Si sortir de la dépendance aux énergies fossiles est une priorité absolue, les pays émergents qui en ont besoin pour leur croissance économique ne l’entendent pas forcément de la même oreille. Ils représenteront pourtant 62% de l’économie mondiale en 2050, et produiront alors 85% des émissions de gaz à effets de serre. Au niveau du territoire, l’île qui n’a pas d’industries pollue par sa totale dépendance aux liaisons aériennes et aux produits d’importation, et subit en même temps les effets mondiaux de ce réchauffement, comme on le voit avec les sargasses causées entre autres par la déforestation. En 2023, elles ont coûté 2,5 millions d’euros aux pouvoirs publics, dont 80% payés par la Collectivité.

Certes des solutions existent : les espaces coraliens peuvent être sanctuarisés, des zones menacées d’érosion comme Baie Nettlé, Friar’s Bay ou Marigot peuvent être réensablées, et l’ont peut endiguer les façades maritimes très urbanisées. Mais l’île dépend du tourisme et l’on sait qu’un vol transatlantique aller-retour équivaut par passager à trois mois d’émission pour un français.
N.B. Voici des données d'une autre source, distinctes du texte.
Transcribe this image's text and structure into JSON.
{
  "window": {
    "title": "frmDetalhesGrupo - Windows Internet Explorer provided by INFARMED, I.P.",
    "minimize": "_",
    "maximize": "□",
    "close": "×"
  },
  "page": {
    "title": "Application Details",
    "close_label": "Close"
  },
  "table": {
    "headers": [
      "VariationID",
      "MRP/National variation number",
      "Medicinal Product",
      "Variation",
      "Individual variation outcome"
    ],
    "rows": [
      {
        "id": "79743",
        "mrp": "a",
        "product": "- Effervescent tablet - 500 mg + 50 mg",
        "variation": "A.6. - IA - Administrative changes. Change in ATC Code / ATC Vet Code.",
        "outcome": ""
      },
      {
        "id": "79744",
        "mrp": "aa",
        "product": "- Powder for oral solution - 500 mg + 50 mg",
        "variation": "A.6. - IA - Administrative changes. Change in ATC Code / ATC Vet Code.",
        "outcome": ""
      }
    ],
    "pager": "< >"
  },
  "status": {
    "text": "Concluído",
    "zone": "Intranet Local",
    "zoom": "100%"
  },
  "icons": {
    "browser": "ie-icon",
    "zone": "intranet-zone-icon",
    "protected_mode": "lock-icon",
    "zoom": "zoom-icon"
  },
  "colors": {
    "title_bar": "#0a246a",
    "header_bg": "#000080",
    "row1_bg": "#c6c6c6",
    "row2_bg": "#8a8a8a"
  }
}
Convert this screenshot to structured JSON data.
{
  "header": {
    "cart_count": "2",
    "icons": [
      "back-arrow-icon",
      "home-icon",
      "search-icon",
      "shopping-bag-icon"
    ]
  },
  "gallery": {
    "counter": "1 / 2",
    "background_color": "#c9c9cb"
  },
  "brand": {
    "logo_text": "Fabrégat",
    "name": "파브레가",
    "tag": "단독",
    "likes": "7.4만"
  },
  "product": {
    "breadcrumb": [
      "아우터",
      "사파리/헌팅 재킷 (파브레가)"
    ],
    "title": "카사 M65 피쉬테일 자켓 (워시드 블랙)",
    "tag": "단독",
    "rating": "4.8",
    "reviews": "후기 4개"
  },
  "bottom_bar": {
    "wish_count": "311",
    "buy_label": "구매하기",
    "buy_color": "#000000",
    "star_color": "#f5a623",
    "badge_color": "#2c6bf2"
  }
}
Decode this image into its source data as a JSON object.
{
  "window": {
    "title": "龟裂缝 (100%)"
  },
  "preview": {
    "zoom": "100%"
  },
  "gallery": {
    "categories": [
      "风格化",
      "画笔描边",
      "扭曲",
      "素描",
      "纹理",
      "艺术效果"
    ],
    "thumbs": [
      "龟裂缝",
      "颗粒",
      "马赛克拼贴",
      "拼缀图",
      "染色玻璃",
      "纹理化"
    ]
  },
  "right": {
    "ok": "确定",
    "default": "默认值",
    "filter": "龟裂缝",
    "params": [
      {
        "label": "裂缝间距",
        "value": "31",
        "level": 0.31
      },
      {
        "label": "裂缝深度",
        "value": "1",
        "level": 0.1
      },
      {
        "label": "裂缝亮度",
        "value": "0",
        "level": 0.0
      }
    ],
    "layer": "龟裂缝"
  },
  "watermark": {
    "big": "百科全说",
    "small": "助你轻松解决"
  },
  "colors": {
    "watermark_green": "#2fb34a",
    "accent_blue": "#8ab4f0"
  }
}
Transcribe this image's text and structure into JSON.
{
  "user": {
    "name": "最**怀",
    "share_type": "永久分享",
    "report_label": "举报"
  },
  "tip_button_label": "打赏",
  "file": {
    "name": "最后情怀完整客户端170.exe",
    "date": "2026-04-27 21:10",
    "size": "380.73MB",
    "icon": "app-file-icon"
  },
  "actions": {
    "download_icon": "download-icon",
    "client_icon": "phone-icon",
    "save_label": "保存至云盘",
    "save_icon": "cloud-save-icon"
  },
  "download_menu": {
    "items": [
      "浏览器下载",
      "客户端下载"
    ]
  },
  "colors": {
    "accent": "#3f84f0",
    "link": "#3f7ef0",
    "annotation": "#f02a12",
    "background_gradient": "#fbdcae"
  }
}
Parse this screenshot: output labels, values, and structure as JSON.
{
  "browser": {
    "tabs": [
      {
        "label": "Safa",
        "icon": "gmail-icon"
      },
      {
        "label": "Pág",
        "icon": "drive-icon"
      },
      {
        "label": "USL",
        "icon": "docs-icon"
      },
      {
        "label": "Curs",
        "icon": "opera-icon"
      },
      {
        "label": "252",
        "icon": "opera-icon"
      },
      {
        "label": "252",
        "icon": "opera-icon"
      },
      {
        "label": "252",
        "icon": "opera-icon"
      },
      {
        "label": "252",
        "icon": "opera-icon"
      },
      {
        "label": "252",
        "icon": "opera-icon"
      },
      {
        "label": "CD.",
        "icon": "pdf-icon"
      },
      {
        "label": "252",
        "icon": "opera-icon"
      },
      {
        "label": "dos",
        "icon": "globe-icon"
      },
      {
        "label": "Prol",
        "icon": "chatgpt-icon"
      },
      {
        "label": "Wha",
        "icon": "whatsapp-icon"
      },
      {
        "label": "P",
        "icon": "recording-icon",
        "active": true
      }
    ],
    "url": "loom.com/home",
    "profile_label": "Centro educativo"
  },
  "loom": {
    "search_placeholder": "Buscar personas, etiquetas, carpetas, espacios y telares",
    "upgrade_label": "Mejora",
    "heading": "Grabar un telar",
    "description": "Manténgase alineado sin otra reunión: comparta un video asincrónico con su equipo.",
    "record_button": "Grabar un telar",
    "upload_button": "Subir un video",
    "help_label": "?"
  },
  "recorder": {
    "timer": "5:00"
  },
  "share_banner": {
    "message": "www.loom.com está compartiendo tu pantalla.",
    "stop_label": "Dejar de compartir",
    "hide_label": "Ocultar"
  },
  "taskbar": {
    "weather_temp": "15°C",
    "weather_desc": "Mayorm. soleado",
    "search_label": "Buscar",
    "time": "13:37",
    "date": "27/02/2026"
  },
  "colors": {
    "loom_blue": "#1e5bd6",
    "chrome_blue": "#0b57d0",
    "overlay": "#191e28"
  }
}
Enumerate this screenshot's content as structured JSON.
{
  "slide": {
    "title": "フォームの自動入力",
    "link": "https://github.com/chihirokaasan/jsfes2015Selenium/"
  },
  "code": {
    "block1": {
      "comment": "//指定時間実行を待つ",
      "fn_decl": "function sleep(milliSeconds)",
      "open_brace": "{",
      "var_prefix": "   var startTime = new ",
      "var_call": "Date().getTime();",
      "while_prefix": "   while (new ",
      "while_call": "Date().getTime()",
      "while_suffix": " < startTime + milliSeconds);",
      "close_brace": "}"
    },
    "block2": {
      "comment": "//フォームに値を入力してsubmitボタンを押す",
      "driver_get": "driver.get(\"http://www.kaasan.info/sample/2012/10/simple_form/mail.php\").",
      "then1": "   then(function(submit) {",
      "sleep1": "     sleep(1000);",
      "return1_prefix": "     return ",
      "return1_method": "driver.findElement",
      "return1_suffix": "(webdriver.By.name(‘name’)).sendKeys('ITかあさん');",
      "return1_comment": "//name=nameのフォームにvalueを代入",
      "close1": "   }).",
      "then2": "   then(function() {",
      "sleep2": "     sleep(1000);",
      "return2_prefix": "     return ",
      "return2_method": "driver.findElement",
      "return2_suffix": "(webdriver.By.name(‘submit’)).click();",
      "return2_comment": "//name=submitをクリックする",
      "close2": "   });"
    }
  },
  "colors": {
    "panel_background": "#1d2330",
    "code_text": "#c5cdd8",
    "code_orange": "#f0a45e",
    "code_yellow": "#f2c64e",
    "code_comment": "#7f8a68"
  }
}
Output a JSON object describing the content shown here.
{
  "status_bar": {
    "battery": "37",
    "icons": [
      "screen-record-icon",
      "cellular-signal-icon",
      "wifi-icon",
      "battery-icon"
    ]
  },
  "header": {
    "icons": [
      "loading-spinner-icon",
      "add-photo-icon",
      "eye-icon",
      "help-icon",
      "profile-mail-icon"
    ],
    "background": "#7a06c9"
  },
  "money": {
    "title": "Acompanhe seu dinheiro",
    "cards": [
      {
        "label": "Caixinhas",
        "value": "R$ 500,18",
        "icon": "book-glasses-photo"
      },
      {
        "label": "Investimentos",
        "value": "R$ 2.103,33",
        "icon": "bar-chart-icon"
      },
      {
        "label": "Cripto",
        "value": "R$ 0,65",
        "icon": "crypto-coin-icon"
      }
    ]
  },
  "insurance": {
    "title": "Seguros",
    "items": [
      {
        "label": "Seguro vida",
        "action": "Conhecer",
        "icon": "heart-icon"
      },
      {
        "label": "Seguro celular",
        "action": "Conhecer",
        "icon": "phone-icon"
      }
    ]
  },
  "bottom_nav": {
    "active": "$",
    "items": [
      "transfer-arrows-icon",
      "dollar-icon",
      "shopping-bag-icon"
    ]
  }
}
Et que dire des croisières qui détruisent les fonds marins en laissant dans leur sillage dioxyde de carbone, méthane et carbone noir alors même que Sint Maarten accueillera bientôt le plus gros paquebot au monde ? Au final, toute l’économie de Saint-Martin dépend de cette consommation hyper-carbonée et comme le dit le préfet-délégué, «chacun d’entre nous produit ce carbone». Ce rapport qui va être distribué au public souhaite modifier collectivement la perception de la problématique pour faire accepter «le principe de réalité». Selon l’avis du CESC, faire face à tous ces enjeux constitue indéniablement «un défi à court terme hors du commun», et nécessite d’aller vers une «mutation économique profonde».

TOUS LES ACTEURS DE SAINT-MARTIN REUNIS POUR LE CLIMAT

Toutes les entreprises liées à l’énergie et au climat se réuniront bientôt afin d’élaborer une feuille de route et plancher sur les axes prioritaires en termes d’environnement à horizon 2030 pour Saint-Martin. Services de l’État, Collectivité, grands opérateurs (EDF, SAUR, Verde, aéroport, transporteurs maritimes, etc.) aborderont ensemble la question des investissements nécessaires au développement des biocarburants et des panneaux photovoltaïques. La réunion de préparation à une future COP (conférence de parties initiées par l’ONU) aura lieu courant février en présence des représentants du côté hollandais.